Sur le premier point, les artistes doivent être coachés et bien encadrés, afin de préparer des spectacles live de haute qualité, pour lesquels ils pourront être sollicités à travers le monde. Dans ces conditions là, la musique africaine pourra se vendre sur les plus grandes scènes du globe.
Pour ce qui est des réseaux sociaux, nul n'ignore leur puissance aujourd'hui. Ce sont de véritables vitrines que nous devons utiliser de façon efficiente pour exposer nos musiques. Mais attention, le public n'est pas dupe, il sait reconnaître le vrai du faux ; inutile de briller dans le virtuel, quand on est pas fort en live.
La 6e édition de Visa For Music se tiendra du 20 au 23 novembre prochain. À quoi doit-on s'attendre cette année ?
Il y aura de la bonne musique ! Nous attendons d'excellents artistes émergents qui viendront des 4 coins du continent, mais aussi du Moyen-Orient.
Nous avons pour le moment dévoilé 20 noms de la line-up et bientôt, nous afficherons la programmation complète de la saison. Nous attendons également des professionnels de l'industrie du disque qui viendront d'Afrique, d'Europe et des pays arabes.
Visa For Music 2019 sera la parfaite occasion de poursuivre que ce l'on a fait ici pendant ce salon journalistique. J'invite donc tous les journalistes qui ont pris part à l'atelier, à se rendre également au Maroc en novembre prochain.
La tenue de cette édition 2019 de Visa For Music avait été menacée un moment à cause de soucis financiers.
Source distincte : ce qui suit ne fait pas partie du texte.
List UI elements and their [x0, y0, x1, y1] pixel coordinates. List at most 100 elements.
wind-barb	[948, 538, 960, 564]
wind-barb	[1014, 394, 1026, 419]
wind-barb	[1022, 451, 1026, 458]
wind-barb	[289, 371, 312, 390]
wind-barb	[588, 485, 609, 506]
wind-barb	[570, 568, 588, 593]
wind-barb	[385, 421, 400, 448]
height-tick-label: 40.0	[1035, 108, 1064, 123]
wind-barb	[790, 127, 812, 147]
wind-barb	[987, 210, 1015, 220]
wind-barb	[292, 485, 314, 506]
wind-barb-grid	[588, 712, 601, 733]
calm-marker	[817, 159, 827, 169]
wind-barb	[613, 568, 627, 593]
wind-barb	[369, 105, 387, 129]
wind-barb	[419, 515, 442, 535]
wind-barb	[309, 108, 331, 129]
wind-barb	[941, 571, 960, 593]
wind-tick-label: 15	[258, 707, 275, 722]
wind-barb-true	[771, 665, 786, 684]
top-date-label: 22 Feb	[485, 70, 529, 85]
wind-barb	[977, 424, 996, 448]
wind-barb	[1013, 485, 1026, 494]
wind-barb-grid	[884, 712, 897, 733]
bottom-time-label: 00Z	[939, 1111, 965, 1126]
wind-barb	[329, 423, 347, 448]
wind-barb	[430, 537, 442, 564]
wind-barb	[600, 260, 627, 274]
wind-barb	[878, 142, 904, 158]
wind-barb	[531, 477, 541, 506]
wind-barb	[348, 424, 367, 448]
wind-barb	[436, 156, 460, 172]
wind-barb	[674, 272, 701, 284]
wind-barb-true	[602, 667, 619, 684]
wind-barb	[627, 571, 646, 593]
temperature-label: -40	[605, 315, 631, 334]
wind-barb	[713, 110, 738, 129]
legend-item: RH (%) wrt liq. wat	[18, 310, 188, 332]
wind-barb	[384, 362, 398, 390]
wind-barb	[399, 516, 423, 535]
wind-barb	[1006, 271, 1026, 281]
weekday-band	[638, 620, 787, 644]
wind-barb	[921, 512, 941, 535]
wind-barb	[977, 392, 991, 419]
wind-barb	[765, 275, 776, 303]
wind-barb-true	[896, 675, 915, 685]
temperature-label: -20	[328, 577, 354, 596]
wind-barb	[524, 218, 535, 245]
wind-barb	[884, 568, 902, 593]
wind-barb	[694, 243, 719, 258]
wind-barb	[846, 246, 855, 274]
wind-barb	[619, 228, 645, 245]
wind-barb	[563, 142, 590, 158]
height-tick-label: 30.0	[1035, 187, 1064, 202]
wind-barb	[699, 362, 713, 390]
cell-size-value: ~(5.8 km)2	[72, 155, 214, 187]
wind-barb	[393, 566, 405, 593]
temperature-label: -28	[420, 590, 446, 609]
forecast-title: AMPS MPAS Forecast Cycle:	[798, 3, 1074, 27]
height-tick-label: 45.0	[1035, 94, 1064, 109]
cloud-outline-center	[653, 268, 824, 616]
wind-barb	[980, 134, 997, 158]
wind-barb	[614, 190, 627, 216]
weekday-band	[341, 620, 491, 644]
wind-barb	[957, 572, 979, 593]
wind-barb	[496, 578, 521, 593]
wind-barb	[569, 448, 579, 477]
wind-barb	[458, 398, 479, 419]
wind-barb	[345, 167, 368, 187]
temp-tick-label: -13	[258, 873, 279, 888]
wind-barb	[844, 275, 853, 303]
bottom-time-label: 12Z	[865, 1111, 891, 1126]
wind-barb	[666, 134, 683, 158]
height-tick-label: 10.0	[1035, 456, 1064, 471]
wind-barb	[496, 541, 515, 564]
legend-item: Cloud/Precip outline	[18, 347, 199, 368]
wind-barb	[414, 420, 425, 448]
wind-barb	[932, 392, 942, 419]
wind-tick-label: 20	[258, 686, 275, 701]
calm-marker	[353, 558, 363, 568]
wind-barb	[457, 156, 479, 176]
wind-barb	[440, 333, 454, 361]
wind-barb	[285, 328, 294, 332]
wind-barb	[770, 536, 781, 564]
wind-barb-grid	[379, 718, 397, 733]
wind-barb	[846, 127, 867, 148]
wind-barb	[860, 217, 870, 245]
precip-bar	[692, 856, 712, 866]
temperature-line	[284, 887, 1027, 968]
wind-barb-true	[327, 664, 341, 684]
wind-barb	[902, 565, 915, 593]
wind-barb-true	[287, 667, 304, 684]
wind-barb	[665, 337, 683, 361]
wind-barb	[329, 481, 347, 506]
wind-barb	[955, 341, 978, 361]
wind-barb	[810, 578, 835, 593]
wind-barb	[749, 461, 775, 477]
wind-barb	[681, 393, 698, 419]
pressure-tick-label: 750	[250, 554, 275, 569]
Qu'en est-il de cette situation aujourd'hui ?
Nous avons effectivement rencontré quelques difficultés, mais nous sommes entrain de chercher de nouvelles sources de financement pour pouvoir maintenir ce rendez-vous africain qui avouons-le, reste autant fragile que beaucoup d'autres initiatives culturelles à travers le continent.
Le secteur des industries créatives en Afrique n'est pas encore pris au sérieux et ce que nous entreprenons dans cette sphère est pris pour du simple divertissement ; c'est pourquoi je me bats pour un débat panafricain, afin de sensibiliser les pouvoirs publics à mesurer la juste valeur de la culture et à appuyer son développement.
Autrement, on va mettre en péril nos diverses expressions culturelles et ce serait un manque à gagner énorme pour le continent.
Au sujet du vent de xénophobie qui a soufflé en Afrique du Sud ces derniers jours, vous avez au cours du salon, présenté la mobilité des artistes du continent comme un moyen de briser les barrières culturelles. Que faites vous pour la favoriser ?
Déjà, j'aimerais dire que la précarité ne devrait pas être un prétexte pour nourrir le mépris de l'autre et surtout le mépris de soi. Pour moi, la culture, en montrant la richesse de chacun, permet d'installer le respect de l'autre.
C'est pourquoi à Visa For Music, nous mettons un accent particulier sur la mobilité des artistes. Nous faisons venir au Maroc des artistes d'Afrique de l'Est par exemple, qui n'ont pas de liaison directe avec l'Afrique du Nord.
À chaque édition, nous constatons par nous mêmes l'impact de ces rencontres. Les gens découvrent de nouveaux artistes et ils sont par la même occasion, désireux de connaître leurs cultures.